Anal Cancer

Anal cancer is a rare disease comprising only 1 to 5 percent of all carcinomas of the colon, rectum and anus. The American Cancer Society estimates that 5,260 anal cancer cases were diagnosed and approximately 720 attributable deaths occurred in 2010.  The incidence of anal cancer in the United States has increased significantly over the past 2 to 3 decades.

What causes anal cancer?
Epidemiological and molecular-biology studies have now shown that sexually transmitted infection with human papillomavirus (HPV) is the most important cause of anal cancer.

What are the risk factors for anal cancer?

  • human papillomavirus (HPV) infection
  • anoreceptive intercourse
  • cigarette smoking
  • immunosuppression following solid organ transplant
  • HIV infection

The annual incidence of anal cancer is approximately 6 per 100,000 in the heterosexual population; however, this incidence is much higher (up to 70 per 100,000) in HIV positive gay men.

Patients receiving chronic immunosuppressive therapy after solid organ transplant are at a higher risk for squamous cell carcinomas of many sites, including the anal canal.  This is likely the result of persistent HPV infection.  The risk is not insignificant, with at least one study demonstrating a 100-fold higher risk for anal cancer following renal transplantation.  (Clark et al Lancet 2004).

What are the symptoms of anal cancer?
Signs of anal cancer include pain, bleeding from the anus or rectum, an anal mass, and/or new onset of fecal incontinence.

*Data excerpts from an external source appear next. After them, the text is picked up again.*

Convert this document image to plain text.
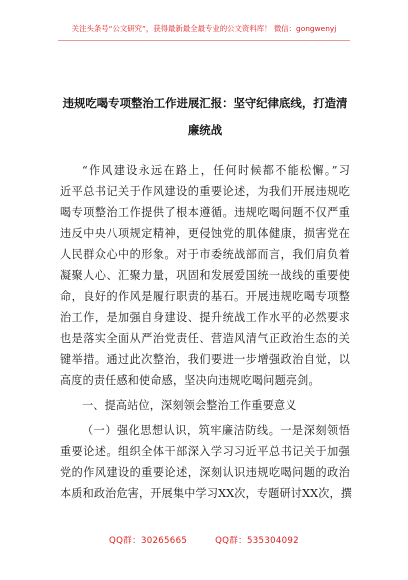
关注头条号“公文研究”，获得最新最全最专业的公文资料库！ 微信：gongwenyj
违规吃喝专项整治工作进展汇报：坚守纪律底线，打造清
廉统战
“作风建设永远在路上，任何时候都不能松懈。”习
近平总书记关于作风建设的重要论述，为我们开展违规吃
喝专项整治工作提供了根本遵循。违规吃喝问题不仅严重
违反中央八项规定精神，更侵蚀党的肌体健康，损害党在
人民群众心中的形象。对于市委统战部而言，我们肩负着
凝聚人心、汇聚力量，巩固和发展爱国统一战线的重要使
命，良好的作风是履行职责的基石。开展违规吃喝专项整
治工作，是加强自身建设、提升统战工作水平的必然要求
也是落实全面从严治党责任、营造风清气正政治生态的关
键举措。通过此次整治，我们要进一步增强政治自觉，以
高度的责任感和使命感，坚决向违规吃喝问题亮剑。
一、提高站位，深刻领会整治工作重要意义
（一）强化思想认识，筑牢廉洁防线。一是深刻领悟
重要论述。组织全体干部深入学习习近平总书记关于加强
党的作风建设的重要论述，深刻认识违规吃喝问题的政治
本质和政治危害，开展集中学习XX次，专题研讨XX次，撰
QQ群：30265665	QQ群：535304092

Most patients with anal cancer have rectal bleeding.  Diagnosis is often delayed because this type of bleeding can be ascribed to hemorrhoids.  Prompt evaluation by a colon and rectal surgeon is advised.

How is anal cancer diagnosed?
Once an anal mass is detected on examination in the office, it is important to proceed to the operating room for full evaluation.  It is important to determine the size of the tumor, biopsy the tumor and determine if there is sphincter involvement.  Anal cancer can also spread to the lymph nodes in the groin; therefore, this should be included in the full examination.

Once the diagnosis is confirmed, further staging of the tumor is done with a CAT scan of the abdomen and pelvis as well as a PET scan.  Other tests may include anal ultrasound and Magnetic Resonance Imaging, or MRI.

How is anal cancer treated?
Primary treatment of cancer of the anus is combined radiation and chemotherapy.  Once the treatment has been completed, it is critical that patients follow up routinely with their colorectal surgeon for anorectal examination in the office.  Surgical resection would be warranted in the event of residual or recurrent cancer.